I read several books about Le Chambon, and became familiar with names of people and places in the town that were instrumental in the efforts to hide children during the War. These became places I wanted to see on my return visit.
So, the following year we planned another visit. Flew into Paris, rented a car, drove down to Lyon (via Dijon and Beaune), and re-visited the Resistance Museum in Lyon. We also visited the Montjuc Prison in Lyon.
(4). Musée de la Résistance et de la Déportation (Museum of the Resistance and Deportation) open Wed-Sun 10-2 and 2-6 admission 8 euros 14 Avenue Berthelot
(5). Montluc Prison open Wed-Sat 2-5:30 4 Rue Jeanne Hachette. Jean Moulin was imprisoned there. (Father of Resistance) Klaus Barbie was imprisoned there after the war. (Butcher of Lyon)

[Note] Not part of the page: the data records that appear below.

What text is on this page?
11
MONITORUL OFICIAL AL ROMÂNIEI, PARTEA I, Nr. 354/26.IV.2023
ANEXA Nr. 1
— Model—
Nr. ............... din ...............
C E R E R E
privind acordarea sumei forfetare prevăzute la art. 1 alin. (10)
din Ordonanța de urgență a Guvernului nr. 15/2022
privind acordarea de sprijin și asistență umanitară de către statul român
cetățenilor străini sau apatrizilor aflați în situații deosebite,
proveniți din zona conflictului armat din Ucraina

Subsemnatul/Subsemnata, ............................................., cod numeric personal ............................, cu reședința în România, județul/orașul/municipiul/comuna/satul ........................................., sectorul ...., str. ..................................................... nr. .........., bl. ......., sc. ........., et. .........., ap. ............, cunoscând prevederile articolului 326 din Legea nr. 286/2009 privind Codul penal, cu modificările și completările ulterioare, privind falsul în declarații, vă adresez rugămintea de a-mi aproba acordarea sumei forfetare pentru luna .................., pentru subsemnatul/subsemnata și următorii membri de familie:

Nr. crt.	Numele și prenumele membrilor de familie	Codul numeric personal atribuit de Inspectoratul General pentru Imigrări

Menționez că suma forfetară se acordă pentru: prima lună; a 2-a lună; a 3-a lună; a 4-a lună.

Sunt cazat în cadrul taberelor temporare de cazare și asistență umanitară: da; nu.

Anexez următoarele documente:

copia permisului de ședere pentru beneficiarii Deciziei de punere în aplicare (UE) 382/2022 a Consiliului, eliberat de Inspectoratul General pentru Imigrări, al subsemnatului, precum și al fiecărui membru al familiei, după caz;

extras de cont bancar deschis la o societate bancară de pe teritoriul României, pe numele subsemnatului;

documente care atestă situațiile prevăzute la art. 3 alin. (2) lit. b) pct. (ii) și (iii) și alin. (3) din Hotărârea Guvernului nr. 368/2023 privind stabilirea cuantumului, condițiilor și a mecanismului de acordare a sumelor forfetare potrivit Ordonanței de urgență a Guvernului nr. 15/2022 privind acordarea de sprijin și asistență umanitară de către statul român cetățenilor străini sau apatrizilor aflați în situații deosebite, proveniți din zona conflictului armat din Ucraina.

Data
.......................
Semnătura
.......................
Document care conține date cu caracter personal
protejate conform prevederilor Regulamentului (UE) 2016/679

Drove to the Haute-Plateau area, and stayed in a lovely inn in Rochepaule, 30 minutes away from Le Chambon. Hotel L’Escapade (converted private school). Owners live on site, and have a well-known, lovely small restaurant “Restaurant Maryse et Eric”. Reservations recommended.
(6). Hotel L’Escapade….Rochepaule. (Cash, no credit)
(7). Restaurant Maryse et Eric. (Reservations, 25E menu)
(There ARE hotels in Le Chambon, but we were looking for a more quaint Bed and Breakfast environment.). This one was highly recommended on Trip Advisor, so we decided to give it a chance. We spent 2 nights there, and it was wonderful. Perched high on a hill with views all around.)
We planned our trip so we would have time in Le Chambon on a Sunday. We went to church at the Protestant temple, and then went to the Information Center where we were given a map that showed where the important houses and sites were concerning the WWII activities. We saw the parsonage where Mr./Mrs. Trocme began receiving refugees. We saw the farm houses and schools where children were hid. None of these were well marked, so we had to really use our map skills well. We traipsed through the cemetery to see if we could find the Trocme family plot (we weren’t even sure it was there). To our delight, we found it rather quickly.
(8). Trocme plot
We ate lunch at a lovely creperie called La Mandarine right off the main square. We found that the people of Le Chambon were still rather humble about the heroic reputation of the village, but one or two were willing to talk to us and appreciate that we were there to educate ourselves about the history.
Le Chambon is still known for welcoming refugees. There are refugees there now from Syria…..it is in the DNA of the descendants of the people who sheltered children during WWII.
A recent article in Time Magazine (September 2019) tells of Le Chambon today, and their welcoming attitude to refugees from anywhere and everywhere.